Yes, as in virgin virgin.
No, I don’t use this line at parties as a way to sound hip or cool, though I am both hip and cool.
Newsflash: I’m content with that. Dare I even say, I’m a bit proud of standing my ground and not being ashamed with MY CHOICE?
A recent interview between Marie Claire magazine and Jessica Valenti, author of The Purity Myth , got me, how shall I say this, a bit hot and bothered – and not in that way, if you catch my meaning.
Why is it such a taboo for a woman to be a virgin?
Why does she (read: me) feel as though she constantly has to explain herself: why she’s a virgin, the reasoning behind her choice, whether there is something “wrong” with her, when she plans to “seal the deal”?
Why on earth does she act so damn righteous about her choice?
Worn out yet from all the questioning?
And worse yet, why does everyone else feel the need to formulate a reason? Does it somehow make them feel better about themselves if they can concretely explain us, the supposed freaks of nature? Do they need to feel superior?
I don’t sit around trying to justify why some people do the Bedroom Rumba before others do, so I ask you: What gives others the right to join in on the crusade to make the term virginity such a bad word in our society? Here’s what I’d like – and I hope I speak on behalf of all virgins out there. You’re not alone; well, unless you’re in bedroom, but again, that’s your choice, for you to make, to decide what is right for you:
Don’t judge: Just stop believing the stereotypes. Please. It’s just getting old, and quite frankly, a bit sad. No, I’m not a member of some church cult (I’m actually anti-church, thank you). No, my disability isn’t the reason. I don’t think that my being a virgin makes me “pure” or any of those other crazy terms floating around out there. And I’m definitely not some repressed girl with family issues. In fact, I think I’ve heard ’em all, so no other “far-out” stereotypes people make would surprise me anymore. Sorry to disappoint you on that one.

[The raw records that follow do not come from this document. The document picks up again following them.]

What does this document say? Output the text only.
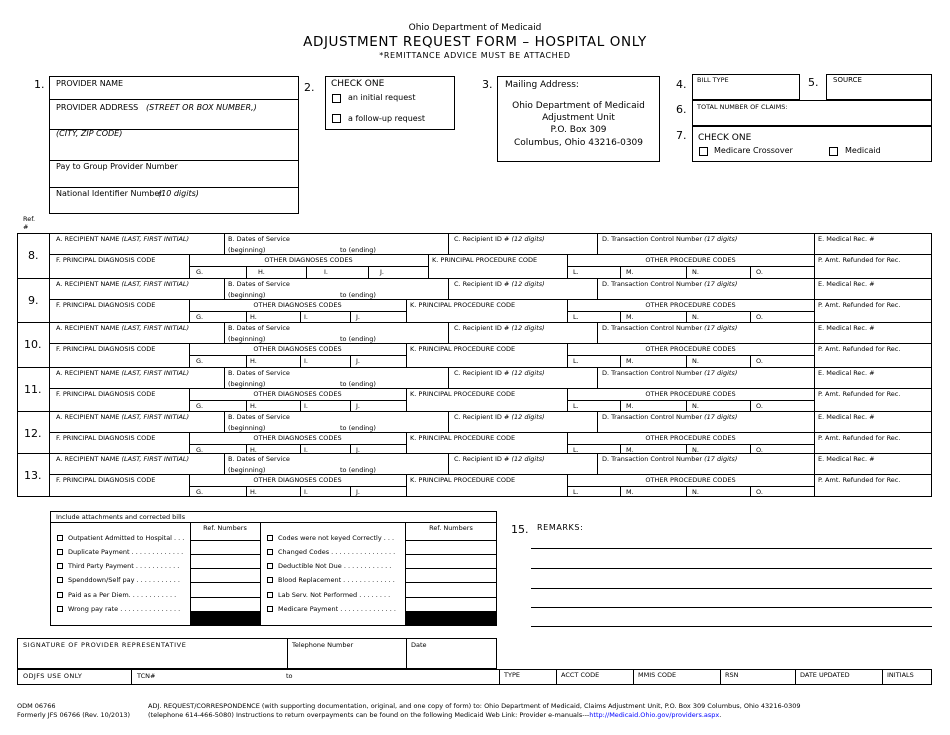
Ohio Department of Medicaid
ADJUSTMENT REQUEST FORM – HOSPITAL ONLY
*REMITTANCE ADVICE MUST BE ATTACHED
1. PROVIDER NAME
PROVIDER ADDRESS (STREET OR BOX NUMBER,)
(CITY, ZIP CODE)
Pay to Group Provider Number
National Identifier Number
(10 digits)
2. CHECK ONE
an initial request
a follow-up request
3. Mailing Address:
Ohio Department of Medicaid
Adjustment Unit
P.O. Box 309
Columbus, Ohio 43216-0309
4. BILL TYPE	5. SOURCE
6. TOTAL NUMBER OF CLAIMS:
7. CHECK ONE
Medicare Crossover	Medicaid
Ref.
#
8.
A. RECIPIENT NAME (LAST, FIRST INITIAL)	B. Dates of Service
(beginning)	to (ending)
C. Recipient ID # (12 digits)	D. Transaction Control Number (17 digits)	E. Medical Rec. #
F. PRINCIPAL DIAGNOSIS CODE	OTHER DIAGNOSES CODES	K. PRINCIPAL PROCEDURE CODE	OTHER PROCEDURE CODES	P. Amt. Refunded for Rec.
G.	H.	I.	J.	L.	M.	N.	O.
9.
A. RECIPIENT NAME (LAST, FIRST INITIAL)	B. Dates of Service
(beginning)	to (ending)
C. Recipient ID # (12 digits)	D. Transaction Control Number (17 digits)	E. Medical Rec. #
F. PRINCIPAL DIAGNOSIS CODE	OTHER DIAGNOSES CODES	K. PRINCIPAL PROCEDURE CODE	OTHER PROCEDURE CODES	P. Amt. Refunded for Rec.
G.	H.	I.	J.	L.	M.	N.	O.
10.
A. RECIPIENT NAME (LAST, FIRST INITIAL)	B. Dates of Service
(beginning)	to (ending)
C. Recipient ID # (12 digits)	D. Transaction Control Number (17 digits)	E. Medical Rec. #
F. PRINCIPAL DIAGNOSIS CODE	OTHER DIAGNOSES CODES	K. PRINCIPAL PROCEDURE CODE	OTHER PROCEDURE CODES	P. Amt. Refunded for Rec.
G.	H.	I.	J.	L.	M.	N.	O.
11.
A. RECIPIENT NAME (LAST, FIRST INITIAL)	B. Dates of Service
(beginning)	to (ending)
C. Recipient ID # (12 digits)	D. Transaction Control Number (17 digits)	E. Medical Rec. #
F. PRINCIPAL DIAGNOSIS CODE	OTHER DIAGNOSES CODES	K. PRINCIPAL PROCEDURE CODE	OTHER PROCEDURE CODES	P. Amt. Refunded for Rec.
G.	H.	I.	J.	L.	M.	N.	O.
12.
A. RECIPIENT NAME (LAST, FIRST INITIAL)	B. Dates of Service
(beginning)	to (ending)
C. Recipient ID # (12 digits)	D. Transaction Control Number (17 digits)	E. Medical Rec. #
F. PRINCIPAL DIAGNOSIS CODE	OTHER DIAGNOSES CODES	K. PRINCIPAL PROCEDURE CODE	OTHER PROCEDURE CODES	P. Amt. Refunded for Rec.
G.	H.	I.	J.	L.	M.	N.	O.
13.
A. RECIPIENT NAME (LAST, FIRST INITIAL)	B. Dates of Service
(beginning)	to (ending)
C. Recipient ID # (12 digits)	D. Transaction Control Number (17 digits)	E. Medical Rec. #
F. PRINCIPAL DIAGNOSIS CODE	OTHER DIAGNOSES CODES	K. PRINCIPAL PROCEDURE CODE	OTHER PROCEDURE CODES	P. Amt. Refunded for Rec.
G.	H.	I.	J.	L.	M.	N.	O.
Include attachments and corrected bills
Ref. Numbers	Ref. Numbers
Outpatient Admitted to Hospital . . .	Codes were not keyed Correctly . . .
Duplicate Payment . . . . . . . . . . . . .	Changed Codes . . . . . . . . . . . . . . . .
Third Party Payment . . . . . . . . . . .	Deductible Not Due . . . . . . . . . . . .
Spenddown/Self pay . . . . . . . . . . .	Blood Replacement . . . . . . . . . . . . .
Paid as a Per Diem. . . . . . . . . . . .	Lab Serv. Not Performed . . . . . . . .
Wrong pay rate . . . . . . . . . . . . . . .	Medicare Payment . . . . . . . . . . . . . .
15. REMARKS:
SIGNATURE OF PROVIDER REPRESENTATIVE	Telephone Number	Date
ODJFS USE ONLY	TCN#	to	TYPE	ACCT CODE	MMIS CODE	RSN	DATE UPDATED	INITIALS
ODM 06766
Formerly JFS 06766 (Rev. 10/2013)
ADJ. REQUEST/CORRESPONDENCE (with supporting documentation, original, and one copy of form) to: Ohio Department of Medicaid, Claims Adjustment Unit, P.O. Box 309 Columbus, Ohio 43216-0309
(telephone 614-466-5080) Instructions to return overpayments can be found on the following Medicaid Web Link: Provider e-manuals---http://Medicaid.Ohio.gov/providers.aspx.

Be respectful: Here we are, back to that word choice again. Need I remind you that it is my choice? You can never understand a person or her life until you’ve walked in her shoes (or in my case, taken a ride in my wheelchair – no, that is not some coy euphemism). I may not agree with your choices and you may not agree with mine. That doesn’t mean we should still respect each other.
Don’t be afraid to ask: Obviously, I don’t walk around wearing a T-shirt that says “Living Virgin” with an arrow pointing upward to me, though that would probably give me some funny looks, wouldn’t it? Come to think of it, it’s almost worth doing just for the comic value alone.
Back off: I think this one is self-explanatory, both to the anti-virgins out there and to guys in general.
Will I end up being a real-life 40-year-old virgin? Who knows. Do I care? Hell no.